As an 18-year-old, Browder created a bot that helped people fight parking tickets in New York, London and Seattle, and he later created another bot to help people sue Equifax after a data breach left 143 million American consumers vulnerable to identity theft last year.

Browder is the son of businessman Bill Browder, a well-known critic of Russian President Vladimir Putin. Joshua Browder said the idea for his latest project – which works in all 50 states – came about after numerous people used DoNotPay to recoup as much as $11,000 from Equifax, even after the credit reporting agency appealed.

The updates allow users to sue a defendant for up to $25,000.

“I think people are really upset with how the legal system works,” Browder said. “Lawyers say this app isn’t necessary, but if your issue is below $10,000, no lawyer is going to help, and if they do they’re going to take 50 percent of what you make.”

“The most popular claims so far involve a merchant breaching a contract, such as United Airlines kicking someone off a flight,” Browder said. “There’s a large number of negligence suits, which is very interesting.”

How does it work?

Once opened, the app tells users they can sue anyone by pressing a button. The app then asks several questions about the nature of the filing, as well as users’ name and location, before asking them to fill in the amount they want to sue for.

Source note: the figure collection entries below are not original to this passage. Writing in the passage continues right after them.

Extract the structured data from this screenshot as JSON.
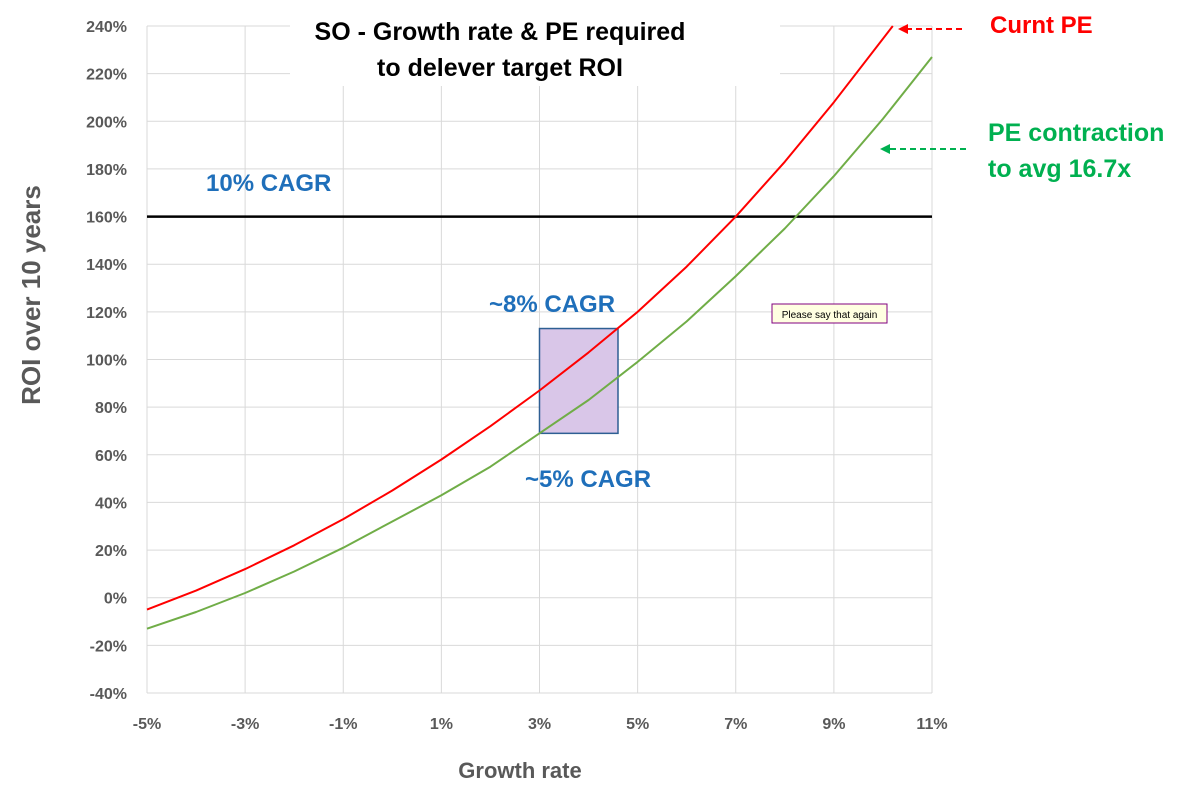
{
  "chart_data": {
    "type": "line",
    "title": [
      "SO - Growth rate & PE required",
      "to delever target ROI"
    ],
    "xlabel": "Growth rate",
    "ylabel": "ROI over 10 years",
    "xlim": [
      -0.05,
      0.11
    ],
    "ylim": [
      -0.4,
      2.4
    ],
    "x_ticks": [
      "-5%",
      "-3%",
      "-1%",
      "1%",
      "3%",
      "5%",
      "7%",
      "9%",
      "11%"
    ],
    "y_ticks": [
      "240%",
      "220%",
      "200%",
      "180%",
      "160%",
      "140%",
      "120%",
      "100%",
      "80%",
      "60%",
      "40%",
      "20%",
      "0%",
      "-20%",
      "-40%"
    ],
    "grid": "vertical and horizontal",
    "series": [
      {
        "name": "Curnt PE",
        "color": "#ff0000",
        "x": [
          -0.05,
          -0.04,
          -0.03,
          -0.02,
          -0.01,
          0.0,
          0.01,
          0.02,
          0.03,
          0.04,
          0.05,
          0.06,
          0.07,
          0.08,
          0.09,
          0.102
        ],
        "y": [
          -0.05,
          0.03,
          0.12,
          0.22,
          0.33,
          0.45,
          0.58,
          0.72,
          0.87,
          1.03,
          1.2,
          1.39,
          1.6,
          1.83,
          2.08,
          2.4
        ]
      },
      {
        "name": "PE contraction to avg 16.7x",
        "color": "#70ad47",
        "x": [
          -0.05,
          -0.04,
          -0.03,
          -0.02,
          -0.01,
          0.0,
          0.01,
          0.02,
          0.03,
          0.04,
          0.05,
          0.06,
          0.07,
          0.08,
          0.09,
          0.1,
          0.11
        ],
        "y": [
          -0.13,
          -0.06,
          0.02,
          0.11,
          0.21,
          0.32,
          0.43,
          0.55,
          0.69,
          0.83,
          0.99,
          1.16,
          1.35,
          1.55,
          1.77,
          2.01,
          2.27
        ]
      }
    ],
    "reference_line": {
      "label": "10% CAGR",
      "y": 1.6,
      "color": "#000000"
    },
    "highlight_box": {
      "x": [
        0.03,
        0.046
      ],
      "y": [
        0.69,
        1.13
      ],
      "fill": "#d9c6e8",
      "stroke": "#2e5f93"
    },
    "annotations": [
      {
        "text": "~8% CAGR",
        "color": "#1f6fba"
      },
      {
        "text": "~5% CAGR",
        "color": "#1f6fba"
      },
      {
        "text": "Curnt PE",
        "color": "#ff0000"
      },
      {
        "text": "PE contraction",
        "color": "#00b050"
      },
      {
        "text": "to avg 16.7x",
        "color": "#00b050"
      }
    ],
    "tooltip": "Please say that again"
  }
}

After directing the claim to one of 15 separate legal lanes – such as an automobile accident or recovering personal property – the app provides users with the documents necessary for their suit, including a demand letter, county filing documents and even a strategic script to read in court. Users print out the documents and mail them to the relevant courthouse, setting the lawsuit in motion.

The app can also analyze a user’s receipts and email, and display all the class-action lawsuit settlements they’re eligible for, Browder said.

The service has provoked skepticism from lawyers in recent days, as well as a detailed defense.